De 1945 a mediados de los sesenta, los partidos comunistas, los partidos socialdemócratas y los movimientos de liberación nacional, crecieron y llegaron al poder en una amplia gama de estados del mundo. La Vieja Izquierda parecía dominar la escena, pero se topó con dos acontecimientos inesperados: a) la revuelta popular, subalterna y mundial de 1968, y b) la contrarrevolución neo-conservadora-neoliberal, activada con intensidad luego de esta década fulgurante. El enemigo de la revuelta fue fundamentalmente el imperialismo norteamericano, pero también se expresaba un sacudón de las bases político-culturales de la Vieja Izquierda. En este sentido, los acontecimientos del 68 constituyeron eslabones de una revuelta contra un modelo civilizatorio compartido, fundamentado en las “sociedades burocrático-industriales de consumo dirigido”, sean capitalistas liberales o del colectivismo oligárquico.
Para los estudiantes, trabajadores, campesinos e intelectuales implicados en los movimientos del 68, la Vieja Izquierda habían llegado al poder de algunos Estados, pero no habían cumplido las promesas de transformar el mundo en una dirección más igualitaria, más democrática y sobre todo, rompiendo con las diversas formas de alienación del mundo moderno. La URSS estalinista y post-estalinista dejaba sabores amargos en la izquierda radical, no digeridos tempranamente por Trotsky. Algunos optaron por mirar hacia la China, Argelia, Vietnam, Yugoslavia o Cuba. Otros excavaron las verdades de las renovaciones socialistas en Hungría, Checoslovaquia y Polonia. El muro de hierro tenía un claro emblema: el estalinismo-burocrático. El muro de Berlín cayó en 1989, pero su poder ideológico había dejado de existir desde mucho antes. Por otra parte, la segunda guerra mundial había reconfigurado a la socialdemocracia europea como una izquierda liberal, distanciada definitivamente de Marx y de la idea de revolución anticapitalista, como quedaba claro en el SPD Alemán. Socialdemócrata paso a ser un simple aggiornamiento de la gobernabilidad capitalista, sellando el futuro de su viabilidad a la vigencia del Welfare State. Socialdemócrata, a diferencia de la primera década del siglo XX, dejo de significar alternativa histórica alguna frente al capitalismo.
Luego del 68, las agendas de izquierda se transformaron de modo sustantivo: movimientos contraculturales, ecologistas, de género, de nuevos trabajadores, estudiantiles e identitarios, modificaron los formatos de las clases compactadas y las mediaciones partidistas, típicas de las organizaciones burocráticas modernas.

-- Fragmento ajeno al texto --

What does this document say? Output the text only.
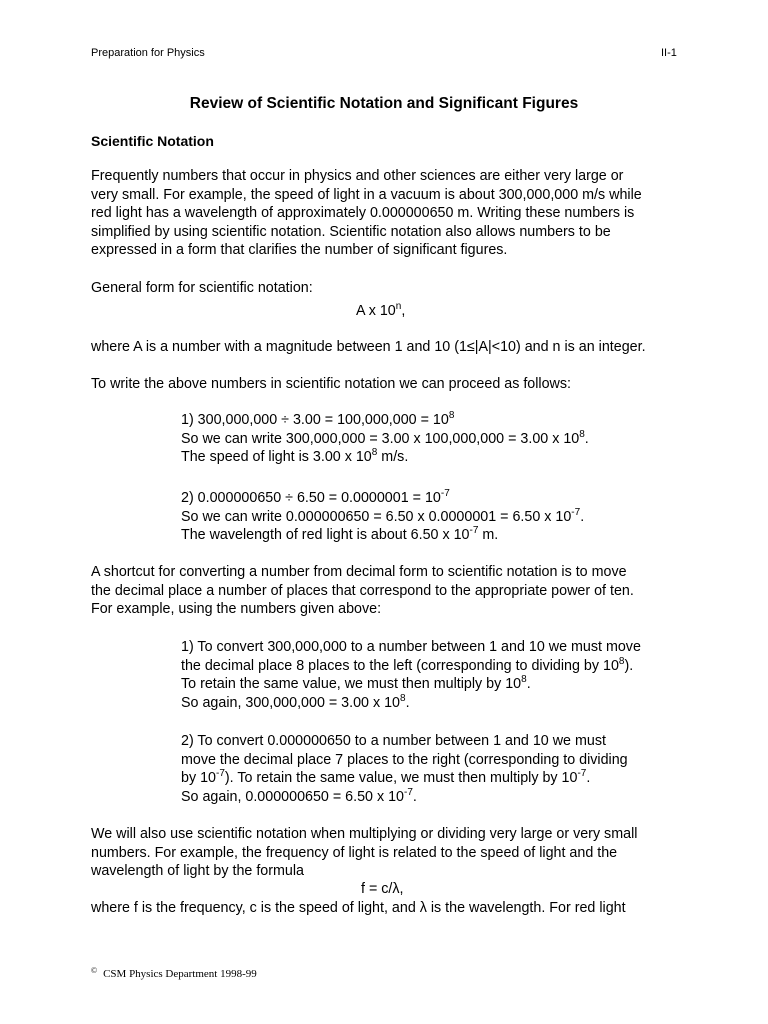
Preparation for Physics	II-1
Review of Scientific Notation and Significant Figures
Scientific Notation
Frequently numbers that occur in physics and other sciences are either very large or
very small. For example, the speed of light in a vacuum is about 300,000,000 m/s while
red light has a wavelength of approximately 0.000000650 m. Writing these numbers is
simplified by using scientific notation. Scientific notation also allows numbers to be
expressed in a form that clarifies the number of significant figures.
General form for scientific notation:
A x 10$^n$,
where A is a number with a magnitude between 1 and 10 (1≤|A|<10) and n is an integer.
To write the above numbers in scientific notation we can proceed as follows:
1) $300,000,000 \div 3.00 = 100,000,000 = 10^8$
So we can write 300,000,000 = 3.00 x 100,000,000 = 3.00 x $10^8$.
The speed of light is 3.00 x $10^8$ m/s.
2) $0.000000650 \div 6.50 = 0.0000001 = 10^{-7}$
So we can write 0.000000650 = 6.50 x 0.0000001 = 6.50 x $10^{-7}$.
The wavelength of red light is about 6.50 x $10^{-7}$ m.
A shortcut for converting a number from decimal form to scientific notation is to move
the decimal place a number of places that correspond to the appropriate power of ten.
For example, using the numbers given above:
1) To convert 300,000,000 to a number between 1 and 10 we must move
the decimal place 8 places to the left (corresponding to dividing by $10^8$).
To retain the same value, we must then multiply by $10^8$.
So again, 300,000,000 = 3.00 x $10^8$.
2) To convert 0.000000650 to a number between 1 and 10 we must
move the decimal place 7 places to the right (corresponding to dividing
by $10^{-7}$). To retain the same value, we must then multiply by $10^{-7}$.
So again, 0.000000650 = 6.50 x $10^{-7}$.
We will also use scientific notation when multiplying or dividing very large or very small
numbers. For example, the frequency of light is related to the speed of light and the
wavelength of light by the formula
f = c/λ,
where f is the frequency, c is the speed of light, and λ is the wavelength. For red light
© CSM Physics Department 1998-99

La “revolución del 68”, como la denomina Wallerstein, minó la capacidad del Norte de vigilar e intervenir en el Sur; produjo cambios en las relaciones de poder entre los grupos de edad, de género y las minorías étnicas, y supuso la insubordinación permanente de los trabajadores asalariados y de una sociedad naciente post-liberal. Todos estos grupos se mostraron menos dispuestos a aceptar pasivamente la dominación y a recibir órdenes, a pesar de las medidas de bienestar en el Norte. Surgió la lucha, no por la hegemonía ideológica, el poder del Estado, o el desplazamiento de los monopolios nacionales (tesis de la Vieja izquierda), sino por la contra-hegemonía, el poder autogestionario, la des-alienación de la vida cotidiana y contra el poder corporativo mundializado. De la lucha contra el imperialismo norteamericano, exclusivamente, se pasó a la lucha contra el diseño trilateral del capitalismo mundial integrado, lo que actualmente conocemos como el Imperio Global.

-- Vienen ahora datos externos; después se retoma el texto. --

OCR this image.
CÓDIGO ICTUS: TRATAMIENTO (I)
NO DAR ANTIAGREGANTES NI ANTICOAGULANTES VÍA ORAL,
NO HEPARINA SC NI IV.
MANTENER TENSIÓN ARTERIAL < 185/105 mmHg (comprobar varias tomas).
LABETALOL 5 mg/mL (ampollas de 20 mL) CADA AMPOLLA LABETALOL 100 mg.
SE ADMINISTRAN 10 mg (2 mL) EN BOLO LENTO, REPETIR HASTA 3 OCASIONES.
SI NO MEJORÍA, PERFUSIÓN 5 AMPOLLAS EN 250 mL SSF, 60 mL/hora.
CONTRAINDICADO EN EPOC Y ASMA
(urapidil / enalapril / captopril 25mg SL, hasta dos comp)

La izquierda comprendió que había que abandonar el imaginario de 1789, y repensar la significación conjunta de 1848 y 1917 para las clases subalternas. La “República de los Consejos” reapareció en escena, mas allá de la forma-Estado heredada. Se reconoció entonces que la revolución era mundial o no era tal; que las revoluciones nacionales o socialistas “en un solo país”, consolidaban el “regalo envenenado” de las estructuras estatales, con sus tecno-burocracias, y lo que Marx denominaba la maquina despótica de funcionarios. De allí, la grandeza de la revuelta mundial del 68 y de su herencia, 40 años después. Puso en desnudo a los poderes burocráticos, tanto del capitalismo liberal, del capitalismo de estado y la famosa “degeneración burocrática del Estado obrero-campesino”. La legitimación del poder se hizo mascarada del poder. El odio al 68, como lo han denominado Krivine y Bensaid, tiene sus portavoces, los defensores de los poderes como estados de dominación, de la jefatura jerarquizada, concentrada y centralizada. De allí, la “santa alianza” contra los espacios de autonomía, libertad, alteridad, justicia y liberación.